Hari buruh sendiri pernah dilarang di era Suharto kala itu, sebab diasosiasikan dengan gerakan komunis. Hal ini juga sangat berkaitan dengan kebijakan terpusat otoriter yang dilakukan oleh rezim Suharto dengan hanya mengakui satu serikat saja, yakni SPSI (Serikat Pekerja Seluruh Indonseia).
Perjaungan buruh dari waktu ke waktu memilik jejak yang terjal, sebab banyak kebijakan yang tidak berpihak bagi buruh. Kita mundur ke belakang saja, pada tahun 2015 pemerintahan Jokowi-JK mengeluarkan aturan yang merugikan buruh, yaitu Peraturan Pemerintah (PP) 78. Dalam aturan tersebut upah tidak lagi dihitung berdasarkan dewan pengupahan, namun diatur secara langsung oleh pemerintah.
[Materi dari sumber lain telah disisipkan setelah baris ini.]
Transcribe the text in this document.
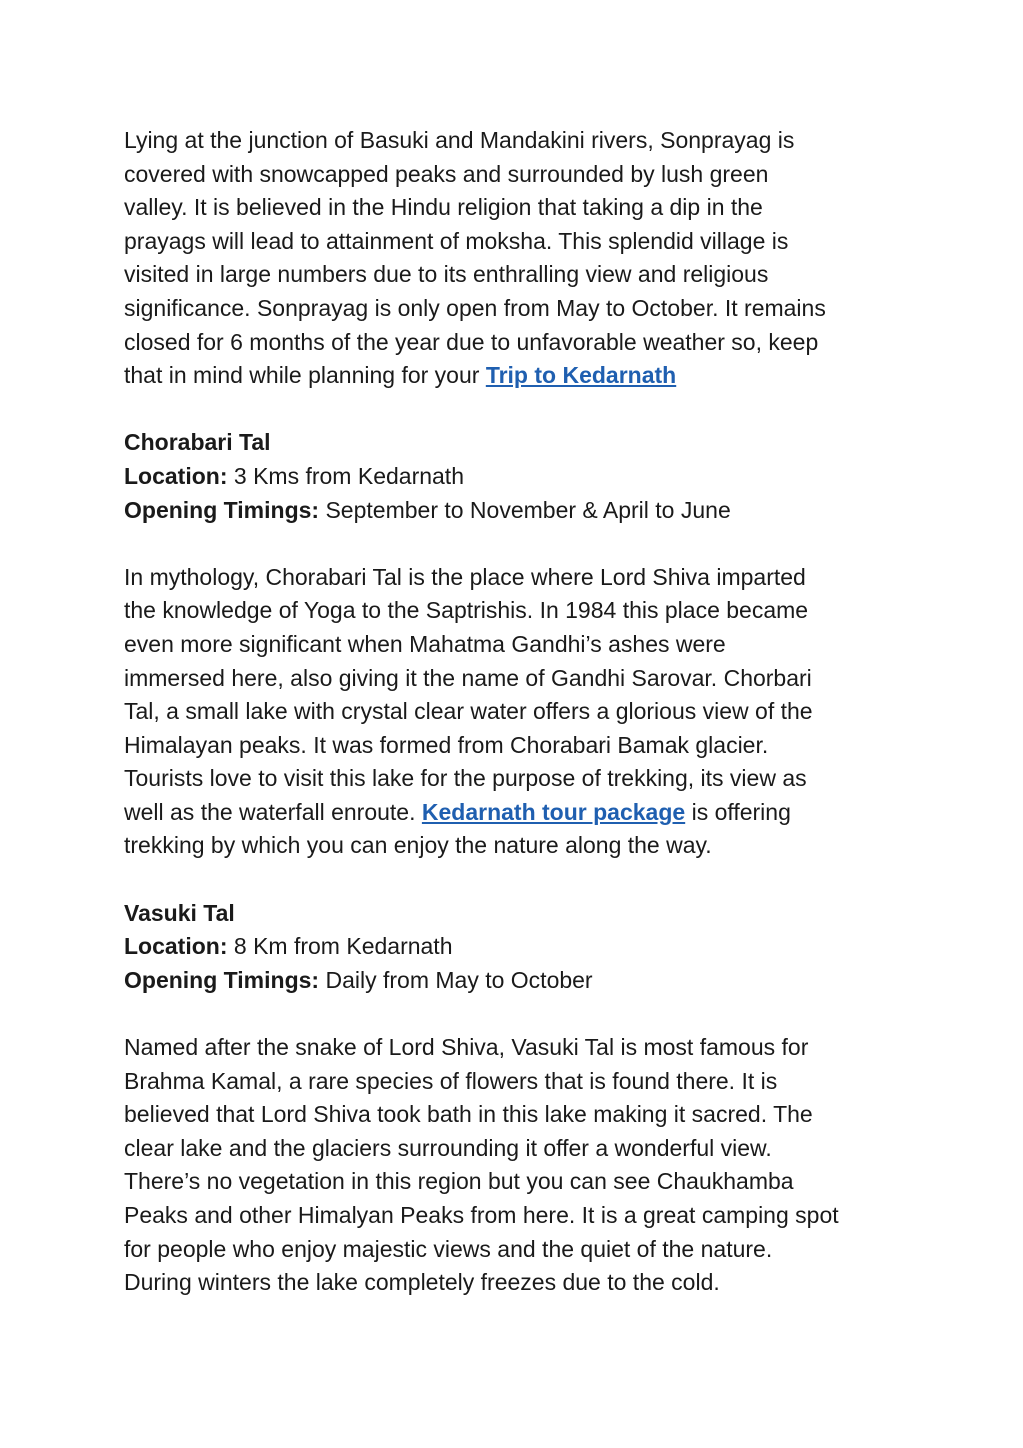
Lying at the junction of Basuki and Mandakini rivers, Sonprayag is
covered with snowcapped peaks and surrounded by lush green
valley. It is believed in the Hindu religion that taking a dip in the
prayags will lead to attainment of moksha. This splendid village is
visited in large numbers due to its enthralling view and religious
significance. Sonprayag is only open from May to October. It remains
closed for 6 months of the year due to unfavorable weather so, keep
that in mind while planning for your Trip to Kedarnath
Chorabari Tal
Location: 3 Kms from Kedarnath
Opening Timings: September to November & April to June
In mythology, Chorabari Tal is the place where Lord Shiva imparted
the knowledge of Yoga to the Saptrishis. In 1984 this place became
even more significant when Mahatma Gandhi’s ashes were
immersed here, also giving it the name of Gandhi Sarovar. Chorbari
Tal, a small lake with crystal clear water offers a glorious view of the
Himalayan peaks. It was formed from Chorabari Bamak glacier.
Tourists love to visit this lake for the purpose of trekking, its view as
well as the waterfall enroute. Kedarnath tour package is offering
trekking by which you can enjoy the nature along the way.
Vasuki Tal
Location: 8 Km from Kedarnath
Opening Timings: Daily from May to October
Named after the snake of Lord Shiva, Vasuki Tal is most famous for
Brahma Kamal, a rare species of flowers that is found there. It is
believed that Lord Shiva took bath in this lake making it sacred. The
clear lake and the glaciers surrounding it offer a wonderful view.
There’s no vegetation in this region but you can see Chaukhamba
Peaks and other Himalyan Peaks from here. It is a great camping spot
for people who enjoy majestic views and the quiet of the nature.
During winters the lake completely freezes due to the cold.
Formulasi upah didasarkan pada nilai inflasi dan pertumbuhan ekonomi, acuan pemerintah yakni data survey Badan Pusat Statistik (BPS). Pada kondisi ini terjadi kontradiksi UU Ketenagakerjaan No. 13 Tahun 2003, karena PP 78 hanya berdasarkan data general yang tidak spesifik, kondisi ini sangat berkaitan dengan objektivitas pengupahan. Di mana komponen kebutuhan hidup layak diabaikan, tentu ini sangat bertentangan dengan aspek upah layak untuk kehidupan yang layak.
Tidak cukup dengan membuat PP 78, pada tahun 2019 lalu, pemerintahan berencana merevisi UU No.13 Tahun 2003 (UUK 13). Mereka mendorong revisi tersebut berbarengan dengan revisi UU lainnya, ada UU Pertanahan, Pertambangan, RKHUP dan lain-lain. Rencana revisi tersebut menuai gelombang protes masif, semua orang memenuhi setiap sudut kantor pemerintahan baik di ibu kota maupun di daerah. Aksi yang dikenal dengan “reformasi dikorupsi,” tersebut merupakan butut kekecewaan rakyat, terlebih buruh yang merasa akan dipangkas hak-haknya.
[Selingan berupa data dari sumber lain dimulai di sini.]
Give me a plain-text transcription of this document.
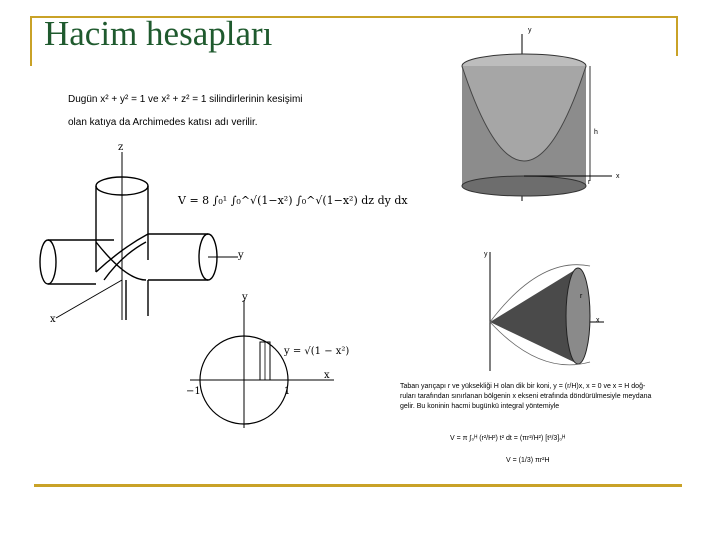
Hacim hesapları
Dugün x² + y² = 1 ve x² + z² = 1 silindirlerinin kesişimi
olan katıya da Archimedes katısı adı verilir.
z
y
x
V = 8 ∫₀¹ ∫₀^√(1−x²) ∫₀^√(1−x²) dz dy dx
y
x
y = √(1 − x²)
−1	1
y
x
h
r
y
x
r
Taban yarıçapı r ve yüksekliği H olan dik bir koni, y = (r/H)x, x = 0 ve x = H doğ-
ruları tarafından sınırlanan bölgenin x ekseni etrafında döndürülmesiyle meydana
gelir. Bu koninin hacmi bugünkü integral yöntemiyle
V = π ∫₀ᴴ (r²/H²) t² dt = (πr²/H²) [t³/3]₀ᴴ
V = (1/3) πr²H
Buruh yang sudah ditindas dengan adanya PP 78 yang diklaim akan meningkatkan investasi, nyatanya menimbulkan banyak problem, sebab pada akhirnya dengan kenaikan kebutuhan hidup, banyak buruh yang tidak cukup upahnya harus bekerja ekstra, bahkan beberapa ada yang terjerat rentenir.
Belum lagi persoalan pemberangusan hak buruh, seperti pemecatan sepihak hingga union busting atau pemberangusan serikat pekerja. Revisi UUK 13 semakin menegaskan corak keberpihakan pemerintah kepada pengusaha, sebab beberapa poin dalam revisi UUK 13 banyak di antaranya berkutat pada pemotongan hak-hak buruh, sampai pada level di mana partisipasi mereka direduksi. Mulai dari PKWT yang durasinya diperpanjang, outsourcing yang bisa di segala bidang dengan kuasa penuh pengusaha dalam menentukan praktik ini, pesangon yang berperspektif pengusaha, waktu kerja yang disa lebih panjang, sebab kaburnya pengaturan aturan tersebut dan aneka revisi yang jauh dari kata, mendorong kehidupan layak bagi buruh.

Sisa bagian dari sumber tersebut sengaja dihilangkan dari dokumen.